- Theatrical release poster
- Directed by: P. Madhavan
- Story by: Balamurugan
- Produced by: P. Madhavan
- Starring: Sivaji Ganesan Jayalalithaa Sripriya Vijayakumar
- Cinematography: P. N. Sundaram
- Edited by: R. Devarajan
- Music by: M. S. Viswanathan
- Production company: Arun Prasad Movies
- Release date: 6 December 1975;
- Country: India
- Language: Tamil

= Paattum Bharathamum =

Paattum Bharathamum is a 1975 Indian Tamil-language musical dance film, directed and produced by P. Madhavan. The film stars Sivaji Ganesan, Jayalalithaa, Sripriya and Vijayakumar. It was released on 6 December 1975.

== Plot ==
Shanmugasundaram and Meenakshi are an artistic couple who get broken up due to differences. Their daughter Lalitha, who sides with Shanmugam, is now an accomplished dancer. Arun meets her accidentally and mocks her skills to which she responds that anyone can become rich in a day by being lucky but it takes real talent to become an artist. Taking this as a challenge, he joins Meenakshi and learns to dance facing Lalitha in a competition defeating her. They fall in love too.

While Thiyagarajan acts like he is ok with his son's choice, he uses his nephew Kumar to drive a wedge between them by making it look like Lalitha is of poor character causing Arun to insult Shanmugasundaram. When Arun finds out the truth, it is too late and he leaves his father and the riches dedicating the rest of his life to art. How the same art becomes instrumental in reuniting them through Shanthi is the rest of the story.

== Cast ==
- Sivaji Ganesan as Ravisankar and Arun (Dual Role)
- Jayalalithaa as Lalitha
- Sripriya as Shanthi
- Vijayakumar as Kumar
- Major Sundarrajan as Thiyagarajan
- Sukumari as Meenakshi
- R. S. Manohar as Shanmugasundaram
- M. R. R. Vasu as Kuduvancherry Kuppusamy
- Manorama as Mohana
- Gopi Krishna as Dancer
- Veeraraghavan
- Samikannu as School Principal
- Pakoda Kadhar as Kundumalai

== Soundtrack ==
The music was composed by M. S. Viswanathan, with lyrics by Kannadasan.
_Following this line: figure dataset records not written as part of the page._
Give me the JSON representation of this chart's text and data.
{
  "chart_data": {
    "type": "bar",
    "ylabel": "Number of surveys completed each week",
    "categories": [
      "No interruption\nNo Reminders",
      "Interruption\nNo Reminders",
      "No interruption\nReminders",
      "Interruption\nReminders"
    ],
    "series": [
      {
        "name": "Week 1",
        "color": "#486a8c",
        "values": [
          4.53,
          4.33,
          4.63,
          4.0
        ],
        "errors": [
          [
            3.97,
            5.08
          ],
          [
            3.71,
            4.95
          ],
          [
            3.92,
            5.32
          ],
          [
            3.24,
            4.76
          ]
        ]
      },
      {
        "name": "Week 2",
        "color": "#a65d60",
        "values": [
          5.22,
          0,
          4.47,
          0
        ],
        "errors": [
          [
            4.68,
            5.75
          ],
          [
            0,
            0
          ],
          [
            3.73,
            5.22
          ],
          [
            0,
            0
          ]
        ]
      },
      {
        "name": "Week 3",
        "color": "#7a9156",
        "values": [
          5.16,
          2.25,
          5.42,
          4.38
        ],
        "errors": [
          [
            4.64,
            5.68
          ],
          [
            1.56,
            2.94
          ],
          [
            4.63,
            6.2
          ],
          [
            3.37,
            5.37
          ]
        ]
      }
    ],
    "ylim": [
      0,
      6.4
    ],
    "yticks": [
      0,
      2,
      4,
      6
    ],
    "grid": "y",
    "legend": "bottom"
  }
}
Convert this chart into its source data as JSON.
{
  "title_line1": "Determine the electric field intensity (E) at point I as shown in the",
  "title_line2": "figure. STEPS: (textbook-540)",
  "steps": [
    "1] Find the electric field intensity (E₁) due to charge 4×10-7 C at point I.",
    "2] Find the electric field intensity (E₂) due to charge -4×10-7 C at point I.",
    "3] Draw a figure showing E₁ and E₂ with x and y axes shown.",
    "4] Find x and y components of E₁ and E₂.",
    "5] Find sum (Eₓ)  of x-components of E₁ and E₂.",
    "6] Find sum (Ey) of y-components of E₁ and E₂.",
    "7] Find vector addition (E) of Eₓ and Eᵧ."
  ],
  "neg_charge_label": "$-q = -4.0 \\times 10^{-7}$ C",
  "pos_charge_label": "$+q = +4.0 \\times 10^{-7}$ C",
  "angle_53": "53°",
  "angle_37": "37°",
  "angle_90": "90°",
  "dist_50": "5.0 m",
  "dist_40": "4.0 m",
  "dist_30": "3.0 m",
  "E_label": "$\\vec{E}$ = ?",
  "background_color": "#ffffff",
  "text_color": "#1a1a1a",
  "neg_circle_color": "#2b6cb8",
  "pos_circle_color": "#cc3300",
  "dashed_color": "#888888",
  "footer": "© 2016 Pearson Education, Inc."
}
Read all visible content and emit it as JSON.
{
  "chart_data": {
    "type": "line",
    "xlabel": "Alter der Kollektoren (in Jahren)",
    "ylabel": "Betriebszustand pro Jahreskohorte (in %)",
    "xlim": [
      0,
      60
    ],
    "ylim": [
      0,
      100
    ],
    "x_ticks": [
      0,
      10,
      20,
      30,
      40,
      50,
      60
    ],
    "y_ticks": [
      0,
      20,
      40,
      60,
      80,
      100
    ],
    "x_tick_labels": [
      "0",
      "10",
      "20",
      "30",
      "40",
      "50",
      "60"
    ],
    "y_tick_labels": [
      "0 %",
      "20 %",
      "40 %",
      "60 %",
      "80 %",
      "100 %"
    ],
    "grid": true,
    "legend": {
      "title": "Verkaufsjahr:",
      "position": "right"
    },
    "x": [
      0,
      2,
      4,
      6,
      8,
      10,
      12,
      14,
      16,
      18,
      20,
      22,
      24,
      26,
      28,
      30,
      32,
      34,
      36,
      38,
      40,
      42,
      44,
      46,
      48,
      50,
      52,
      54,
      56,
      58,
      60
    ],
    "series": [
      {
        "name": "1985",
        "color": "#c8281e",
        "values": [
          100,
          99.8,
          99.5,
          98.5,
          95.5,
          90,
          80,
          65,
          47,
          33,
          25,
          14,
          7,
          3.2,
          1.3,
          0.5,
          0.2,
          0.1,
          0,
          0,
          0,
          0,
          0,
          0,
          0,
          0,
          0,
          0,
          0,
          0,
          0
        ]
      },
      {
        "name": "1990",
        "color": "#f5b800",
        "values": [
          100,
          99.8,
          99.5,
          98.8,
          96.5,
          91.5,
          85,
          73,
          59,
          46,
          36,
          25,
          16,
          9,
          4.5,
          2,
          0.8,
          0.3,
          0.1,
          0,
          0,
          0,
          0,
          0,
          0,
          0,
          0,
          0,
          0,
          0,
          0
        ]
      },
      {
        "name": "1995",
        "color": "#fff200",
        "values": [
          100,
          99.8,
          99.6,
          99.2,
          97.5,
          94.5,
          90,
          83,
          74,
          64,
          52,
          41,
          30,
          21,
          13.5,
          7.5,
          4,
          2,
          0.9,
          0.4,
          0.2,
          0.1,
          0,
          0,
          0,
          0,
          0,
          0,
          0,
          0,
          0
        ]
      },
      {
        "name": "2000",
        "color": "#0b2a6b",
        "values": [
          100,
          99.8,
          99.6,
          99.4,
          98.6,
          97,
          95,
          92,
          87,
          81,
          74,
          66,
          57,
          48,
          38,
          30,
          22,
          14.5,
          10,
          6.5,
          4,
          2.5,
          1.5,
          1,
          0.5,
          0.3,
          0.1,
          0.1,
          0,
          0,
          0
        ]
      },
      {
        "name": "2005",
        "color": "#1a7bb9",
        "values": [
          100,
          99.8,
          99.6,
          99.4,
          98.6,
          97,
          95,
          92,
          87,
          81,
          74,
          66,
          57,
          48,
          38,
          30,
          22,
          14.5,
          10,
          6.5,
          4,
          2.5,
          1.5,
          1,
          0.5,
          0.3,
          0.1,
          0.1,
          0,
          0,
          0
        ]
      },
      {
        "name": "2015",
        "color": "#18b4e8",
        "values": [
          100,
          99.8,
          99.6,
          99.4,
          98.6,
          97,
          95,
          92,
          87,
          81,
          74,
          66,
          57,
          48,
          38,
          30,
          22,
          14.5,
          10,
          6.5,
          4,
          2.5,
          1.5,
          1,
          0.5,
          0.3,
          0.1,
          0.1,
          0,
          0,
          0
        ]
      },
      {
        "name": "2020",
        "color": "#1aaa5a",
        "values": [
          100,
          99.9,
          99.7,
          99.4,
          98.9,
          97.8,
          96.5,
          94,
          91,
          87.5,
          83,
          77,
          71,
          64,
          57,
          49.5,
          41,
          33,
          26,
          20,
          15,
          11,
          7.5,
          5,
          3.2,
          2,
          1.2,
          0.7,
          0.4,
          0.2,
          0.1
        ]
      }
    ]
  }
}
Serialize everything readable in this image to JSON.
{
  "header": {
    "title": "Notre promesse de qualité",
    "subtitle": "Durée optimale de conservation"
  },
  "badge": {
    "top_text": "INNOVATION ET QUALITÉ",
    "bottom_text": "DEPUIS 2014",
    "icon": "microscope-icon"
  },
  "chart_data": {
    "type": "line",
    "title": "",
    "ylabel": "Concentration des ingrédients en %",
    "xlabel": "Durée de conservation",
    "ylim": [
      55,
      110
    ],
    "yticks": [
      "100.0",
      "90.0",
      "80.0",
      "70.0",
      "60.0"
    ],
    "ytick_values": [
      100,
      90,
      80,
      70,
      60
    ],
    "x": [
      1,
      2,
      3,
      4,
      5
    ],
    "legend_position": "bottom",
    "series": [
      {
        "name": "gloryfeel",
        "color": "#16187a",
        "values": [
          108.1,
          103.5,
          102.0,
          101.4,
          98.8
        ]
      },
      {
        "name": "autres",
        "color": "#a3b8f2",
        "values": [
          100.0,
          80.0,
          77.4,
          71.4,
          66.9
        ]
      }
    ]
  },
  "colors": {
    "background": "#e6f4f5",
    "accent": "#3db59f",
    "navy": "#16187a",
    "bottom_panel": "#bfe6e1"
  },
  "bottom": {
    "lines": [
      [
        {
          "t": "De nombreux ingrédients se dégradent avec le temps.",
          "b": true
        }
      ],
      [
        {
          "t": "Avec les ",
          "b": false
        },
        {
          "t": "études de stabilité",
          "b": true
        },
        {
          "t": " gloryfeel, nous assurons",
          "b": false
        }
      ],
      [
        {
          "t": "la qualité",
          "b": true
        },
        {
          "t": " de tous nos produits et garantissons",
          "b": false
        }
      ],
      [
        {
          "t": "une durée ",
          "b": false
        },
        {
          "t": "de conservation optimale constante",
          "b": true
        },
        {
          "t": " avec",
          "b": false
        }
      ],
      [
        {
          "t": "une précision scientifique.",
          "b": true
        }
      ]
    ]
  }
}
According to reports, during the filming of the song sequence “Sivakami Ada Vandhal,” set to Amritavarshini, a Carnatic raga, Jayalalithaa performed the Bharatanatyam portion in a single take due to the limited availability of colour raw film, as the production required central government permission to procure additional rolls.

| Song | Singers | Length |
|---|---|---|
| "Deivathin Ther Eduthu" | T. M. Soundararajan | 05:18 |
| "Ulagam Neeyaadum" | P. Susheela, T. M. Soundararajan | 03:11 |
| "Maanthorana Veedhiyil" | P. Susheela, T. M. Soundararajan | 03:08 |
| "Sivakami Aada" | P. Susheela, T. M. Soundararajan | 06:16 |
| "Mazhaikkalam Varugindradhu" | Vani Jairam, M. S. Viswanathan | 03:06 |
| "My Song Is For You" | S. P. Balasubrahmanyam | 03:06 |

== Critical reception ==
Kanthan of Kalki noted that, regardless of how good the story was, the dialogues were entertaining. Kalaiselvam of Navamani praised the acting, dialogues, music, cinematography, choreography and direction.